Now we can create a WeightHistory object, populating slots named in TimeSeries and the new slots for WeightHistory:

> john.doe <- new("WeightHistory",
+   data=c(170, 169, 171, 168, 170, 169),
+   start=as.POSIXct("02/14/2009 0:00:00", tz="GMT",
+     format="%m/%d/%Y %H:%M:%S"),
+   end=as.POSIXct("03/28/2009 0:00:00",tz="GMT",
+     format="%m/%d/%Y %H:%M:%S"),
+   height=72,
+   name="John Doe")
> john.doe
An object of class “WeightHistory”
Slot "height":
[1] 72

Slot "name":
[1] "John Doe"

Slot "data":
numeric(0)

Slot "start":
[1] "2009-02-14 GMT"

Slot "end":
[1] "2009-03-28 GMT"

R will validate that the new TimeSeries object contained within WeightHistory is valid. (You can test this yourself.)

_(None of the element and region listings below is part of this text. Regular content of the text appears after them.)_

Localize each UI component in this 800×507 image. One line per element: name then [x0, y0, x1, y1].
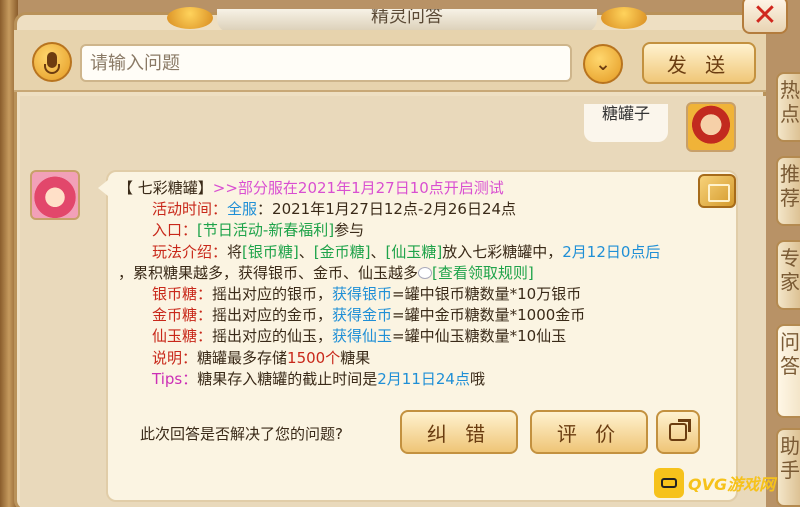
- entry-link[interactable]: [节日活动-新春福利]: [197, 221, 334, 239]
- view-rules-link[interactable]: [查看领取规则]: [432, 264, 534, 282]
- close-icon: ✕: [752, 0, 778, 33]
- answer-title-line: 【 七彩糖罐】>>部分服在2021年1月27日10点开启测试: [118, 178, 698, 199]
- tab-hot[interactable]: 热点: [776, 72, 800, 142]
- book-icon[interactable]: [698, 174, 736, 208]
- emoji-icon: [418, 267, 433, 280]
- share-button[interactable]: [656, 410, 700, 454]
- answer-title: 【 七彩糖罐】: [118, 179, 213, 197]
- tab-qa[interactable]: 问答: [776, 324, 800, 418]
- gamepad-icon: [654, 468, 684, 498]
- close-button[interactable]: ✕: [742, 0, 788, 34]
- chevron-down-icon: ⌄: [595, 53, 611, 75]
- question-input[interactable]: [80, 44, 572, 82]
- send-button[interactable]: 发 送: [642, 42, 756, 84]
- chevron-down-button[interactable]: ⌄: [583, 44, 623, 84]
- jade-candy-line: 仙玉糖：摇出对应的仙玉，获得仙玉=罐中仙玉糖数量*10仙玉: [152, 327, 567, 346]
- title-ornament-right: [601, 7, 647, 29]
- gold-candy-line: 金币糖：摇出对应的金币，获得金币=罐中金币糖数量*1000金币: [152, 306, 586, 325]
- title-ornament-left: [167, 7, 213, 29]
- gameplay-line-1: 玩法介绍：将[银币糖]、[金币糖]、[仙玉糖]放入七彩糖罐中，2月12日0点后: [152, 242, 661, 261]
- watermark: QVG游戏网: [654, 466, 800, 500]
- tab-recommend[interactable]: 推荐: [776, 156, 800, 226]
- voice-input-button[interactable]: [32, 42, 72, 82]
- note-line: 说明：糖罐最多存储1500个糖果: [152, 348, 371, 367]
- activity-time-line: 活动时间：全服：2021年1月27日12点-2月26日24点: [152, 200, 517, 219]
- microphone-stand-icon: [44, 64, 60, 74]
- entry-line: 入口：[节日活动-新春福利]参与: [152, 221, 365, 240]
- tips-line: Tips：糖果存入糖罐的截止时间是2月11日24点哦: [152, 369, 485, 388]
- watermark-text: QVG游戏网: [688, 475, 776, 494]
- user-message-bubble: 糖罐子: [584, 104, 668, 142]
- share-icon: [669, 419, 691, 441]
- assistant-avatar: [30, 170, 80, 220]
- silver-candy-line: 银币糖：摇出对应的银币，获得银币=罐中银币糖数量*10万银币: [152, 285, 582, 304]
- player-avatar: [686, 102, 736, 152]
- rate-button[interactable]: 评 价: [530, 410, 648, 454]
- answer-text: 【 七彩糖罐】>>部分服在2021年1月27日10点开启测试 活动时间：全服：2…: [118, 178, 698, 390]
- answer-notice: >>部分服在2021年1月27日10点开启测试: [212, 179, 504, 197]
- bubble-tail: [98, 180, 108, 196]
- tab-expert[interactable]: 专家: [776, 240, 800, 310]
- correct-error-button[interactable]: 纠 错: [400, 410, 518, 454]
- feedback-question: 此次回答是否解决了您的问题?: [140, 425, 343, 443]
- gameplay-line-2: ，累积糖果越多，获得银币、金币、仙玉越多 [查看领取规则]: [118, 263, 534, 282]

Let’s consider an alternative way to construct a weight history. Suppose that we had created a Person class containing a person’s name and height:

> setClass(
+   "Person",
+   representation(
+     height = "numeric",
+     name = "character"
+   )
+ )

Now we can create an alternative weight history that inherits from both a TimeSeries object and a Person object:

> setClass(
+   "AltWeightHistory",
+   contains = c("TimeSeries", "Person")
+ )

This alternative implementation works identically to the original implementation, but the new implementation is slightly cleaner. This implementation inherits methods from both the TimeSeries and the Person classes.

Suppose that we also had created a class to represent cats:

> setClass(
+   "Cat",
+   representation(
+     breed = "character",
+     name = "character"
+   )
+ )

Notice that both Person and Cat objects contain a name attribute. Suppose that we wanted to create a method for both classes that checked if the name was “Fluffy.” An efficient way to do this in R is to create a virtual class that is a superclass of both the Person and the Cat classes and then write an is.fluffy method for the superclass. (You can write methods for a virtual class but can’t create objects from that class because the representation of those objects is ambiguous.)

> setClassUnion(
+   "NamedThing",
+   c("Person", "Cat")
+ )

We could then create an is.fluffy method for the NamedThing class that would apply to both Person and Cat objects. (Note that if we were to define a method of is.fluffy for the Person class, this would override the method from the parent class.) An added benefit is that we could now check to see if an object was a NamedThing:

> jane.doe <- new("AltWeightHistory",
+   data=c(130, 129, 131, 128, 130, 129),
+   start=as.POSIXct("02/14/2009 0:00:00", tz="GMT",
+      format="%m/%d/%Y %H:%M:%S"),
+   end=as.POSIXct("03/28/2009 0:00:00", tz="GMT",
+      format="%m/%d/%Y %H:%M:%S"),
+   height=67,
+   name="Jane Doe")
> is(jane.doe,"NamedThing")
[1] TRUE
> is(john.doe,"TimeSeries")
[1] TRUE


[28] You may have noticed that I picked an example of a class that is already implemented in R. Time series objects are implemented by the ts class in the stats package. (I introduced ts objects in Time Series.) The implementation in the stats package is an example of an S3 class. We’ll talk more about what that means, and how to use S3 and S4 classes together, next.

[29] In object-oriented programming terms, this is called overloading a function.